Ready or Not was a gleefully silly and over-the-top horror film, released in 2019 and building quite an enthused fan base. At the time it seemed a fairly self-contained experience, so it is a little surprising to see a sequel emerge a full seven years later reuniting key cast and creative crew and picking the story up literally from the moment that the first film ended.
Grace MacCaullay (Samara Weaving) has survived the prolonged attempt on her life by the devil-worshipping Le Domas family. Now she, and her estranged sister Faith (Kathryn Newton), are kidnapped by four rival houses to play a second deadly game of hide and seek with control of the entire world at stake.
The eternal struggle of the sequel is how to provide the audience with more of what they liked in the previous film while finding room to deliver new angles, takes, or content at the same time. In the case of Here I Come there is a definitely lean towards offering more of the same. To a large degree this can be satisfying, but precisely how satisfying is down to how much the individual viewer will laugh at people exploding and garishly showering their opponents in blood. There is good material to be played here, and directors Tyler Gillett and Matt Bettinelli-Olpin get a solid amount of mileage out of it, but it is ultimately derivative of its predecessor.
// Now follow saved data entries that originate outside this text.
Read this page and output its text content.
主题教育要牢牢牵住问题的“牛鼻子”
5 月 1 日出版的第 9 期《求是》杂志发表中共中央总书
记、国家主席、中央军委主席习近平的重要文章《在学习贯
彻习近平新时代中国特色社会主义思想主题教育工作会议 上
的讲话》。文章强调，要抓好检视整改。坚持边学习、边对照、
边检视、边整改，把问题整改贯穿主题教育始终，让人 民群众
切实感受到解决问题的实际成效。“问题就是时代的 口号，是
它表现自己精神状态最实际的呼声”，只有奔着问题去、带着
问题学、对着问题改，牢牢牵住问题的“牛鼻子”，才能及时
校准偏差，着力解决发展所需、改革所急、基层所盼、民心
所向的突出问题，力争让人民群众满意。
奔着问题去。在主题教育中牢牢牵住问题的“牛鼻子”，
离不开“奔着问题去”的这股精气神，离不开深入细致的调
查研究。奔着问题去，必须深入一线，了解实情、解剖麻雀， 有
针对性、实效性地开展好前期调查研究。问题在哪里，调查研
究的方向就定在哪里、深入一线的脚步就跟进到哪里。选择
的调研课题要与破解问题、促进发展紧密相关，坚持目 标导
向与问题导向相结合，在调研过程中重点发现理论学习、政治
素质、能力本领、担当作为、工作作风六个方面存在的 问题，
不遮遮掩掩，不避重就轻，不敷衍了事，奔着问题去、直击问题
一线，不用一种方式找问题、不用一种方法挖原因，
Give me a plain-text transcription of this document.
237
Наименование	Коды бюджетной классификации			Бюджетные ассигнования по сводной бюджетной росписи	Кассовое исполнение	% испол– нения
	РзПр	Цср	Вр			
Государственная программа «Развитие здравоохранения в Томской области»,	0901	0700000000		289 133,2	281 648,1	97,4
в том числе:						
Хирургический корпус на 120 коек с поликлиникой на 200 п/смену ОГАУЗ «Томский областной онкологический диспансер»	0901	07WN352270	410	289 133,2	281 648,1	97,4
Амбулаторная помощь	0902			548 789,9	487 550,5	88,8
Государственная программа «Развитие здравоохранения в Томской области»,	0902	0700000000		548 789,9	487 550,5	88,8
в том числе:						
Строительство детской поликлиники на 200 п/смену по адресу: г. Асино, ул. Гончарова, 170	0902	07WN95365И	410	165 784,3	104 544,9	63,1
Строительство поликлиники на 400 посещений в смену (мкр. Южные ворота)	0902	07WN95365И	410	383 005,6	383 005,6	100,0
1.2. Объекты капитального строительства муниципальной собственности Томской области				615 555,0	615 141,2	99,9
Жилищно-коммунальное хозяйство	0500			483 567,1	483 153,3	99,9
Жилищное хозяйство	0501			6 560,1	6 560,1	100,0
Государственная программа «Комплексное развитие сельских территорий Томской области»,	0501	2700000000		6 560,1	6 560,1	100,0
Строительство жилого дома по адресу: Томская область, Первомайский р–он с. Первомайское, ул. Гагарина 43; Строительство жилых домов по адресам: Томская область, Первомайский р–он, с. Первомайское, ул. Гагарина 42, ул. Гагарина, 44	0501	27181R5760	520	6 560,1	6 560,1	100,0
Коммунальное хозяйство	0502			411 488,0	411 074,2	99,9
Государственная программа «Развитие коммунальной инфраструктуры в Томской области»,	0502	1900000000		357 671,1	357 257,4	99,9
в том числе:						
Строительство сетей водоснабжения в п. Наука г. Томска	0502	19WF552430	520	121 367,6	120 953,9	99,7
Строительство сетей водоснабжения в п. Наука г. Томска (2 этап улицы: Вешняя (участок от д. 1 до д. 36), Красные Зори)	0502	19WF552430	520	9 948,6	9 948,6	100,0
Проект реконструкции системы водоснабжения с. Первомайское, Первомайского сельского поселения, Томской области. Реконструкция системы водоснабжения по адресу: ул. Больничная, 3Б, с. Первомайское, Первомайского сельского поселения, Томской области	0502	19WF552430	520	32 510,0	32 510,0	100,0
It was never going to make as strong an impact on its audience.
The film takes a leaf from Lionsgate’s popular John Wick franchise in expanding a self-contained film through the use of global secret societies and the like. It achieves much the same result: it allows the sequel to exist for sure, but the concepts do lose a degree of purity. Everything seems less tidy now, and the original film not as special any more.
There are tonal problems. Midway through the film the action contrasts between two simultaneous fight scenes: one a deliberately raucous comedy of errors to a pop soundtrack, the other a shocking and blunt one-sided act of gendered violence. The former is potentially the funniest part of both Ready or Not films put together. The latter, while having a place in cinema when used responsibly, is out of synch with the comic tone of the film it is in and leaves an ugly aftertaste.
As with the original, a lot of the comedic strength comes from the performances. Samara Weaving is back, playing Grace with a familiar and contrasting air of desperation and exhausted boredom. Kathryn Newton proves a solid comedy foil to better bring scenes of running and hiding to life. Among the monied hunters there are a range of smart, knowing performances, with particularly strong work by Sarah Michelle Gellar, Shawn Hatosy, Maia Jae, and Elijah Wood.
It’s pretty good, just not as good. If you enjoyed the first film, you will likely enjoy this – but maybe not quite as much. A key fist-fight in a wedding reception centre is almost worth the cost of admission alone. Almost.